InterNational Committee for Information Technology Standards
- Abbreviation: INCITS
- Established: 1961 (65 years ago)
- Type: Standards Development Organization
- Purpose: U.S. forum dedicated to creating technology standards for the next generation of innovation.
- Headquarters: Washington, D.C., U.S.
- Website: www.incits.org

= International Committee for Information Technology Standards =

ANSI-accredited standards development organization

The InterNational Committee for Information Technology Standards (INCITS), (pronounced "insights"), is an ANSI-accredited standards development organization composed of Information technology developers. It was formerly known as the X3 and NCITS.

INCITS is the central U.S. forum dedicated to creating technology standards. INCITS is accredited by the American National Standards Institute (ANSI) and is affiliated with the Information Technology Industry Council, a global policy advocacy organization that represents U.S. and global innovation companies.

INCITS coordinates technical standards activity between ANSI in the US and joint ISO/IEC committees worldwide.

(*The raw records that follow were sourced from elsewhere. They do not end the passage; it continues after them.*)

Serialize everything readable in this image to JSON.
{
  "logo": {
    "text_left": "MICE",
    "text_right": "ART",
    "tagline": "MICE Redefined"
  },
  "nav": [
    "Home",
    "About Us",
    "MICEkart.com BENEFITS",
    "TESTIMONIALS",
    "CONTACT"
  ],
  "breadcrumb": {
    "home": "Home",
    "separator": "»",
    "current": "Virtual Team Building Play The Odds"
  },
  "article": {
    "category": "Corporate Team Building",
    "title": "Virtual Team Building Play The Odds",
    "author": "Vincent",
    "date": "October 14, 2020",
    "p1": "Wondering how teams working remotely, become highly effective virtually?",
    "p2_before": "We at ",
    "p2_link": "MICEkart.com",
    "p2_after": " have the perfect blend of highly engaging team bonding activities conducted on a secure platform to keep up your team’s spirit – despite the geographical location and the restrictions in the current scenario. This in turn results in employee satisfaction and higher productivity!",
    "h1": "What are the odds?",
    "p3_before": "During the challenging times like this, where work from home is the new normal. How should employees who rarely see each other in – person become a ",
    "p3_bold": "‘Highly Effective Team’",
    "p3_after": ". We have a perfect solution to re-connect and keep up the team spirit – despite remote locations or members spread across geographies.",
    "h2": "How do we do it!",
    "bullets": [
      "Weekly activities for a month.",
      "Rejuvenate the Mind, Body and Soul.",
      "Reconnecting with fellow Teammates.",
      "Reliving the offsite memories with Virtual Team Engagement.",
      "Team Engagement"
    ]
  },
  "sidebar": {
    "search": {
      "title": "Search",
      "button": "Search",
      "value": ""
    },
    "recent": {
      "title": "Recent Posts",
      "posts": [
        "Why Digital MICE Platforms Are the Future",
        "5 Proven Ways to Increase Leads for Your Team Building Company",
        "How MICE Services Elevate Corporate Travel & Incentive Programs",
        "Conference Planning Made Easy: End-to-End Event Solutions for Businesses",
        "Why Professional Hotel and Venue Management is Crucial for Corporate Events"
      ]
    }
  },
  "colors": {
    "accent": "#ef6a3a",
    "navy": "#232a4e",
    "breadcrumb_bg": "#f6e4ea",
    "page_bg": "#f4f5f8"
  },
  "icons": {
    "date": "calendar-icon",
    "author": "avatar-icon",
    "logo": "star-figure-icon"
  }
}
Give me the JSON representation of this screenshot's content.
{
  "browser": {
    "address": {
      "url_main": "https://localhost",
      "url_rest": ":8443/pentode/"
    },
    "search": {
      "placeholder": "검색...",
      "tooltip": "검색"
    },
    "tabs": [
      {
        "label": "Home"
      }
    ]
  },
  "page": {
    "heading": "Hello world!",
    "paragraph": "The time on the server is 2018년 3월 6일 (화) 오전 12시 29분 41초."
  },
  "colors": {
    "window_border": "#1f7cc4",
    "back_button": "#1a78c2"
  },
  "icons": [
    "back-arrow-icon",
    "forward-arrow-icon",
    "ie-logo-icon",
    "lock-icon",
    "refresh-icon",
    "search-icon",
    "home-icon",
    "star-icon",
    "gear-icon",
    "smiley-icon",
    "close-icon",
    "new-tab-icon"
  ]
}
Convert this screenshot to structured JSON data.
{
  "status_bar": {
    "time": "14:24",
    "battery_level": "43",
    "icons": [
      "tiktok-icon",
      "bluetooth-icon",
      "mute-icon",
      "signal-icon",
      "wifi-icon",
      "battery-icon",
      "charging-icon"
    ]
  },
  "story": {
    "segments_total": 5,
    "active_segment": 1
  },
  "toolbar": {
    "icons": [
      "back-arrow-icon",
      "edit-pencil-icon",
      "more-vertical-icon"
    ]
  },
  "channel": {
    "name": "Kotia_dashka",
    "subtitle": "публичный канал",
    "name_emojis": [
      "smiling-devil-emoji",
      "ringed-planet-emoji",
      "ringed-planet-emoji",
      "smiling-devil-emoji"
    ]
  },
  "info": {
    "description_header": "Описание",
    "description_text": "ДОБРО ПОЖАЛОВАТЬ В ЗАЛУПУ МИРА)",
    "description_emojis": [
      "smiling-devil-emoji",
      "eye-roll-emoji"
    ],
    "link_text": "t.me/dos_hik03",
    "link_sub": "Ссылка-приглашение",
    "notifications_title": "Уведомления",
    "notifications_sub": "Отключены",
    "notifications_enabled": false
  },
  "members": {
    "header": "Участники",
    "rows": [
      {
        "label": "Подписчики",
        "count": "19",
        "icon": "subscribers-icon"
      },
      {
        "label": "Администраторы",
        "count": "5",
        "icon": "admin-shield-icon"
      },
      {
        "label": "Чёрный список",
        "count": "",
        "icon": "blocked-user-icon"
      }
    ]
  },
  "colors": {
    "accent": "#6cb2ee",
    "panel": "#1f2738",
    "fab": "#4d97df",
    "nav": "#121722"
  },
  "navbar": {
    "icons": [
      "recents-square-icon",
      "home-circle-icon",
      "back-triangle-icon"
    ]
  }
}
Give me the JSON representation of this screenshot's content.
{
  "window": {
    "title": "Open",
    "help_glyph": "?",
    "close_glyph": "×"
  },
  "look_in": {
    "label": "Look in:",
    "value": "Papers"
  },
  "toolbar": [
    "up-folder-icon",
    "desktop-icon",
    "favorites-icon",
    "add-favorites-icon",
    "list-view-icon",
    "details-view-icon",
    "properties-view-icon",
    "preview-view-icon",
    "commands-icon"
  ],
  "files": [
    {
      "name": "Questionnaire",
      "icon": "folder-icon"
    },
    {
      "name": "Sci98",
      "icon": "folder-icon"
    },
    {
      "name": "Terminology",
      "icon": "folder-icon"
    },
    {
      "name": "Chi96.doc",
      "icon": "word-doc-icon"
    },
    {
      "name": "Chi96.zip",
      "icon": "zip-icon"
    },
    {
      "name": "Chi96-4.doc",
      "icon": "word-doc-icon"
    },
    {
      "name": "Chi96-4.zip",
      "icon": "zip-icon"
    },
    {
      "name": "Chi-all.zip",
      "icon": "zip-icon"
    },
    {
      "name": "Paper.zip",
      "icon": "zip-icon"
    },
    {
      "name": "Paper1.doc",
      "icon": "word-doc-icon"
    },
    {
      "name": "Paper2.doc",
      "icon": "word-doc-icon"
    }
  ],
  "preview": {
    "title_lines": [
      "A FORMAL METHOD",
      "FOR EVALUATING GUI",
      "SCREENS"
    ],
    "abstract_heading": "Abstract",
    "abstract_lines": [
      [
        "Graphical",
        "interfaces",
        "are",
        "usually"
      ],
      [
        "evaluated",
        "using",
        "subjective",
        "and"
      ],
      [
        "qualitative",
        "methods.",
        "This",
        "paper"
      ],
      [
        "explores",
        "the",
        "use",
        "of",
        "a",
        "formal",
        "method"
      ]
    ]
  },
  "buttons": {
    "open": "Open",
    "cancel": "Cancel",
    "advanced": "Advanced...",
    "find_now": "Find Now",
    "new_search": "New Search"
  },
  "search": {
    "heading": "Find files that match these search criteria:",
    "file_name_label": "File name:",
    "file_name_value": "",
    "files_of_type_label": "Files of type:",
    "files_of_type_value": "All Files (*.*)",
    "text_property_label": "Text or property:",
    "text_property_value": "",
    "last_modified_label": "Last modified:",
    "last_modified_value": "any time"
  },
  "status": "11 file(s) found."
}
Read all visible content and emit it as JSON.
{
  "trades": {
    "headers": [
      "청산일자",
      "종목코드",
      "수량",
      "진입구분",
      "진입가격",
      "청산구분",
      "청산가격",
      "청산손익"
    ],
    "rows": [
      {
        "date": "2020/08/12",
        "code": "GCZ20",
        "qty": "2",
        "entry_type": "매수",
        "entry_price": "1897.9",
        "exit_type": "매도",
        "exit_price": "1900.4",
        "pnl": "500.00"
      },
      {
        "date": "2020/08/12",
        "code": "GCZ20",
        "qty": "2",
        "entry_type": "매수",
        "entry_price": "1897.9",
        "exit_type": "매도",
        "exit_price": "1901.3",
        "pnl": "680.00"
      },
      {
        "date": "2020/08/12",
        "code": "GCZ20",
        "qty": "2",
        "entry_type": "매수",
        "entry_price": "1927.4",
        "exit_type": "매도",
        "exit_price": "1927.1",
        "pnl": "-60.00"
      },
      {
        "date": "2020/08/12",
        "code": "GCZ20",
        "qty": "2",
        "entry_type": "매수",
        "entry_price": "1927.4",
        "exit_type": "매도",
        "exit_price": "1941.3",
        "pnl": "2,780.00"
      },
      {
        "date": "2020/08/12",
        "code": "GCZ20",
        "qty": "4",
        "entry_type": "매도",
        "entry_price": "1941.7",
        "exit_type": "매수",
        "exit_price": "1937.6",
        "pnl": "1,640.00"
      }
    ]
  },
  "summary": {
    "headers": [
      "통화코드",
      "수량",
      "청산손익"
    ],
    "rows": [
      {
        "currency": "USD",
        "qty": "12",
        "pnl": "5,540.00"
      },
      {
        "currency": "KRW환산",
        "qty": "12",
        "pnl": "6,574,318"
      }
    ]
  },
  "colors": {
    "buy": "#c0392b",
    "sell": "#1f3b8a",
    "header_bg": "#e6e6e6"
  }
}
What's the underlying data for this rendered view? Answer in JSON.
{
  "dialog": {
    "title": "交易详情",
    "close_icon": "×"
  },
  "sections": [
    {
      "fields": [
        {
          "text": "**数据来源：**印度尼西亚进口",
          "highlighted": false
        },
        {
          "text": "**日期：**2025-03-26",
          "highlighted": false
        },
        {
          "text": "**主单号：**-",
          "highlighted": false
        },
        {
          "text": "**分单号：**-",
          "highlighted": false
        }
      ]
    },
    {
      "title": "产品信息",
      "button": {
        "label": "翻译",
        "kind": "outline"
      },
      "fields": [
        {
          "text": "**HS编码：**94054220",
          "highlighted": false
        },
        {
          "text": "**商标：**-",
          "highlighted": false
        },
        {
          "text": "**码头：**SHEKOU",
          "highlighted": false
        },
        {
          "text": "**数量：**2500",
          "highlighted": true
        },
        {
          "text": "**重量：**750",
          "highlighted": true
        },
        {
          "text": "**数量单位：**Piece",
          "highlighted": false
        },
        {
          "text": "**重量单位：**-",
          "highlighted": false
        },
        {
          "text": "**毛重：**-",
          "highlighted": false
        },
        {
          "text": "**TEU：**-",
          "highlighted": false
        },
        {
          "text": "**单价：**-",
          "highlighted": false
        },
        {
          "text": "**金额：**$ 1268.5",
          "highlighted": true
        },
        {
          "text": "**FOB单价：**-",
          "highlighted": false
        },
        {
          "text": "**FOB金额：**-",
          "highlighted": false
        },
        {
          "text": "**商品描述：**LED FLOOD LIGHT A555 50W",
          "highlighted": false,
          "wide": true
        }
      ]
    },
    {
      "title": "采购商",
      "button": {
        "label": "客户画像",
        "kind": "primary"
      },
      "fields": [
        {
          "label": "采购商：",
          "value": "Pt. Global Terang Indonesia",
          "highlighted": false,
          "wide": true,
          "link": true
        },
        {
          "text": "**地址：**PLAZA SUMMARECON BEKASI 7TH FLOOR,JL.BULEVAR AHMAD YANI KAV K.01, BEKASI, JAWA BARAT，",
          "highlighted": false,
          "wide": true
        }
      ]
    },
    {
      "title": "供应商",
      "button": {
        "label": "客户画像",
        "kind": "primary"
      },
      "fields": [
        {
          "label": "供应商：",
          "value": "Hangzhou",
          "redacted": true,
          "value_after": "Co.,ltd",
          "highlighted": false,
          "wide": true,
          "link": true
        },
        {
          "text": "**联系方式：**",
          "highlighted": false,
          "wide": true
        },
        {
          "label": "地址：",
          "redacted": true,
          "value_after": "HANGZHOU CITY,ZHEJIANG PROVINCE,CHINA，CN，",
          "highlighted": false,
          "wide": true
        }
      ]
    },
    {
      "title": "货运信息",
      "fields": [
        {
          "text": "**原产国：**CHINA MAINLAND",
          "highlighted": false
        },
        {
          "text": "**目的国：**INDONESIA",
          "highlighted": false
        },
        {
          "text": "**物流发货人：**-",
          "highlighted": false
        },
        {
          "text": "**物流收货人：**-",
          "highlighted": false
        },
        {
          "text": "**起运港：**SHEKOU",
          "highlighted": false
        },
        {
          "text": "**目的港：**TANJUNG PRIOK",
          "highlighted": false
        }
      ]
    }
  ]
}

This provides a mechanism to create standards that will be implemented in many nations. As such, INCITS' Executive Board also serves as ANSI's Technical Advisory Group for ISO/IEC Joint Technical Committee 1. JTC 1 is responsible for International standardization in the field of information technology.
INCITS operates through consensus.

==Governance==
INCITS is guided by its Executive Board.
The INCITS Executive Board established more than 40 Technical Committees, Task Groups and Expert Groups that are continuously developing standards for new technologies and updating standards for older products.

==Mission==
The mission statement for INCITS is to provide "An open, collaborative community that enhances the competitiveness of U.S. organizations and brings technological advancement to society through the development and promotion of consensus-driven U.S. and global Information Technology standards." Learn more.

==Standards development==
More than 2000 standards have been created and approved through the INCITS process, with many more in development. American National Standards are voluntary, unless specifically adopted by government or incorporated into legal requirements.

==Technical Committees==
INCITS relies on the expertise of thousands of engineers, entrepreneurs, developers, and other professionals to create consensus-driven, market-relevant standards for the tech industry. The INCITS Technical Committees, from cloud computing, artificial intelligence, blockchain, fibre channel, cybersecurity and privacy, biometrics, and more, provide the structure and venues where standards are developed.

==History==
INCITS was established in 1961 as the Accredited Standards Committee X3, Information Technology and is sponsored by Information Technology Industry Council (ITI), a trade association representing providers of information technology products and services then known as the Business Equipment Manufacturers Association (BEMA) and later renamed the Computer and Business Equipment Manufacturers' Association (CBEMA). The first organizational meeting was in February 1961 with ITI (CBEMA then) taking Secretariat responsibility. X3 was established under American National Standards Institute (ANSI) procedures. The forum was renamed Accredited Standards Committee NCITS, National Committee for Information Technology Standards in 1997, and the current name was approved in 2001.